Consider an algorithm which essentially counts to a certain number then halts.
Counting Algorithm C
Given any $n \in \Bbb N$
Step 1
$x_0=0$
Step 2
$\text{if} (x_n =n)\ \text{then}(\text{halt}) $
Step 3
$x_n=x_{n-1}+1$
Step 4
$\text{go to Step 2}$
Forgive my poor notation of an algorithm as I am not familiar that much with methods and notations used in computational science and I did not want to simply use c style syntax or something.
Now I ask the question for which the question is to be asked about; "Is there a quicker way to compute C then the obvious?"
Now my questions are these. Does this question even make sense? If in some way it does, is this in a very informal way (I hope you can understand what I mean) analogous to asking if there is a way to determine if a given natural number is prime; that is quicker then the obvious way?
The notion of how much time is taken should be defined to be somewhat independent of the machine, otherwise a machine that executes instructions faster would beat a slow machine that executes the same instructions. To do that we usually utilize Big-O notation which you can find on wikipedia. Also, we need a specific model of what instructions are allowed, and typically we use either Turing machines for purely theoretical results or the RAM model for many real-world applications. All these should be covered in a proper computational theory course.

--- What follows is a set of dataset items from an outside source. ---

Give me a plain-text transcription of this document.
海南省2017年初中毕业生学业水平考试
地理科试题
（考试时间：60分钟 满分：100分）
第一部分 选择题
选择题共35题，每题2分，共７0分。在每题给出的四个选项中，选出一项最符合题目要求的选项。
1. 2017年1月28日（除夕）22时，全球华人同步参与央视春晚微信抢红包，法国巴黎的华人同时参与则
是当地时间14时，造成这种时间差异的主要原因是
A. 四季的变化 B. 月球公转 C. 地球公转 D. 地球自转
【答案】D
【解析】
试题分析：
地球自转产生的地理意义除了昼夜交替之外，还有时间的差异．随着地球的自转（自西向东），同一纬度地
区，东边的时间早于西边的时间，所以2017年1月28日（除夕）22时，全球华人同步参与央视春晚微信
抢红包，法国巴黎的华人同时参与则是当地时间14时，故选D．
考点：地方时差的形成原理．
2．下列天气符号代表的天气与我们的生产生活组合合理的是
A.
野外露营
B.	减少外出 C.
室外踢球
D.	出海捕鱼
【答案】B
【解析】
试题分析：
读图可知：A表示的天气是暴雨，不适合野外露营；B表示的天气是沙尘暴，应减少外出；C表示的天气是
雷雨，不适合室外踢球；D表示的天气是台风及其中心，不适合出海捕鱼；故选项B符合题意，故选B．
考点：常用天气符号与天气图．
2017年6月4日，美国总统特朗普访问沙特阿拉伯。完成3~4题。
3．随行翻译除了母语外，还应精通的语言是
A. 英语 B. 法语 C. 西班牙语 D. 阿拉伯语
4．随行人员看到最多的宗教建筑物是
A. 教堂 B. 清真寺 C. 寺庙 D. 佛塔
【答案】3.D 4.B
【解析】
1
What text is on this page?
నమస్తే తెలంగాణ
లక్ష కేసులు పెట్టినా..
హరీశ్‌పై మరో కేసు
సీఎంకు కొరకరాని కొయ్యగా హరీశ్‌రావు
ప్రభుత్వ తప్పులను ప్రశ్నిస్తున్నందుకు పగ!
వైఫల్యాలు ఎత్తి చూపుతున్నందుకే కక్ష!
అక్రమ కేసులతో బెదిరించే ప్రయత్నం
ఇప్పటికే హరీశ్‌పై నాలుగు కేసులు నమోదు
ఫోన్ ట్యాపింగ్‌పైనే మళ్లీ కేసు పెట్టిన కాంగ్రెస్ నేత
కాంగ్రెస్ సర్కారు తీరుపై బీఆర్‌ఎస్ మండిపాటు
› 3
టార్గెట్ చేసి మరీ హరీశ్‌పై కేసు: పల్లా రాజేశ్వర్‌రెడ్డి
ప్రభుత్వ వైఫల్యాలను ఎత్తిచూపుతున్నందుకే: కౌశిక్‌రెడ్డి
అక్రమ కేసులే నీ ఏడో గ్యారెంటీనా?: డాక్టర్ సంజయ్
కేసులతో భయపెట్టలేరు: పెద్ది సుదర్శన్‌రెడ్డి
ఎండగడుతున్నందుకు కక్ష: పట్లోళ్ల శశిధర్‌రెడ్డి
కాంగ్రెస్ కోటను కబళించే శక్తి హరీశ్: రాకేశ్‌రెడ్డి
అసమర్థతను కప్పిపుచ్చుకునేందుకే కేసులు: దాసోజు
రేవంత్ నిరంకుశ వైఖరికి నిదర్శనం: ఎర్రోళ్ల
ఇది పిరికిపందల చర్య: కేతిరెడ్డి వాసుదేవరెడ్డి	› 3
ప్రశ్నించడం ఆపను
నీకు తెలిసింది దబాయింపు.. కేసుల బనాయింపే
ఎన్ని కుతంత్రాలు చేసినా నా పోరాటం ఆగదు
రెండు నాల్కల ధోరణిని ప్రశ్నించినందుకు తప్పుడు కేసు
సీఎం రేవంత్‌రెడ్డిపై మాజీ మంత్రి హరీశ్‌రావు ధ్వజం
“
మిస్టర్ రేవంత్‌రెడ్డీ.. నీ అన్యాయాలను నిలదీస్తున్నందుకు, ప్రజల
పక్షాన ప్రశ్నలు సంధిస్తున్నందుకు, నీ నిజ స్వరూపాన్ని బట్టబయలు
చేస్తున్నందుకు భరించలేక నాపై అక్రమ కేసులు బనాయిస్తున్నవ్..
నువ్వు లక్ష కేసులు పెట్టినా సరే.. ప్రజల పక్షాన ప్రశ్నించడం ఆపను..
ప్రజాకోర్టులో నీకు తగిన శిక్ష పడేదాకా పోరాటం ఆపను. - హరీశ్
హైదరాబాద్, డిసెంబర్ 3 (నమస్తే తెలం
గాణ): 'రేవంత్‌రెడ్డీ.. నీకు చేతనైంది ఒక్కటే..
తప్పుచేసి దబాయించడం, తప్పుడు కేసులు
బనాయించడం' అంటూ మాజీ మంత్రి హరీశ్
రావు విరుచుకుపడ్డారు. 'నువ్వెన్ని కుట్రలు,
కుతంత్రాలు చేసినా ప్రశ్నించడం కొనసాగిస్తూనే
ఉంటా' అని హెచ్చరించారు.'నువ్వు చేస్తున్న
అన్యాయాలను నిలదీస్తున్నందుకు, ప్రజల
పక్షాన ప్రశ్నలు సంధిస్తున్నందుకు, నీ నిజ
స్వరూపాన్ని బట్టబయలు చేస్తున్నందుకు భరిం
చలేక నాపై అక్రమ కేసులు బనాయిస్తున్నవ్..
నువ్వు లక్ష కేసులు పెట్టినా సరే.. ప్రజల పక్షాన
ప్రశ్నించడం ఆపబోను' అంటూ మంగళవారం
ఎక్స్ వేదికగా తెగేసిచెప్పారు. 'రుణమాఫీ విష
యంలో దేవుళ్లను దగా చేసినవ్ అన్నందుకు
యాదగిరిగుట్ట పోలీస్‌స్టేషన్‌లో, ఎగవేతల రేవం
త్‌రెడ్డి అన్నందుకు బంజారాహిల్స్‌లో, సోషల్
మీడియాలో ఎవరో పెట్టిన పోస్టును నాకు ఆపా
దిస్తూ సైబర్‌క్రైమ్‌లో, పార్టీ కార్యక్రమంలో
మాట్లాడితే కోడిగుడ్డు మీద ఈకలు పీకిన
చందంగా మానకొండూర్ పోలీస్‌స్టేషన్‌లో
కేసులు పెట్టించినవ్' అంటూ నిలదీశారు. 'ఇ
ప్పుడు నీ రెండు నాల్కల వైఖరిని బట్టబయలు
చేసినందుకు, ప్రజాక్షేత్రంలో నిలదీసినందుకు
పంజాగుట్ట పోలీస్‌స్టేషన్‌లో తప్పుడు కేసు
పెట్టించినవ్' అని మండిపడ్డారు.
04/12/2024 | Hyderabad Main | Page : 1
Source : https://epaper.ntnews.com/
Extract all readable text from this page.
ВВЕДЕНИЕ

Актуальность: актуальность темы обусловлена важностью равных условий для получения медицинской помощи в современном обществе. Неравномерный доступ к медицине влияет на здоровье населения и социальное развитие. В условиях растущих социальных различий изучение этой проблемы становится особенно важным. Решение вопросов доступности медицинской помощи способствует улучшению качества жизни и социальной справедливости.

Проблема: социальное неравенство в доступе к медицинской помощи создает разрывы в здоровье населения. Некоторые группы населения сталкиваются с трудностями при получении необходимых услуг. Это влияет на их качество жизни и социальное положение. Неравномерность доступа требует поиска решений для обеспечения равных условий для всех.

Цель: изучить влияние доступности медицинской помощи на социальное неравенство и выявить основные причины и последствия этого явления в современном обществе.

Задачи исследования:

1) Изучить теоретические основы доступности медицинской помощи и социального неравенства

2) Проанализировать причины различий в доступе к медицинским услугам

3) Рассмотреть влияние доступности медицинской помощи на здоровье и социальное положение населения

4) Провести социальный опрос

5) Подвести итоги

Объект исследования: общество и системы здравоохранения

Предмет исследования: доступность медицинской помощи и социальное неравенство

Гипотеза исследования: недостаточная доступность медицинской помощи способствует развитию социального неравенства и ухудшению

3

Just for example, if you use a Turing machine, it is very cumbersome and slow to even increment a number stored on the tape by $1$. If the tape can contain at least two symbols (including the blank) then integers can be encoded in essentially binary and incrementing and comparison both will take $O(\log(n))$ steps as $n \to \infty$. So your counting algorithm $C$ would take $O(\log(n))$ steps to execute on a Turing machine. However, in the real-world we use computers that are more similar to RAM machines, where addition and comparison on 64-bit words always takes the same amount of time. Of course this already assumes that $n$ can be stored in $64$ bits, so it would be incorrect to say anything about asymptotic time complexity, but one must choose the model as appropriate. For example it is often said that balanced binary trees give an $O(\log(n))$ traversal from the root to any leaf, but that requires $O(1)$ pointer arithmetic so it is the RAM model that is more suitable than a Turing machine model, since a Turing machine would take linear time just to access each node.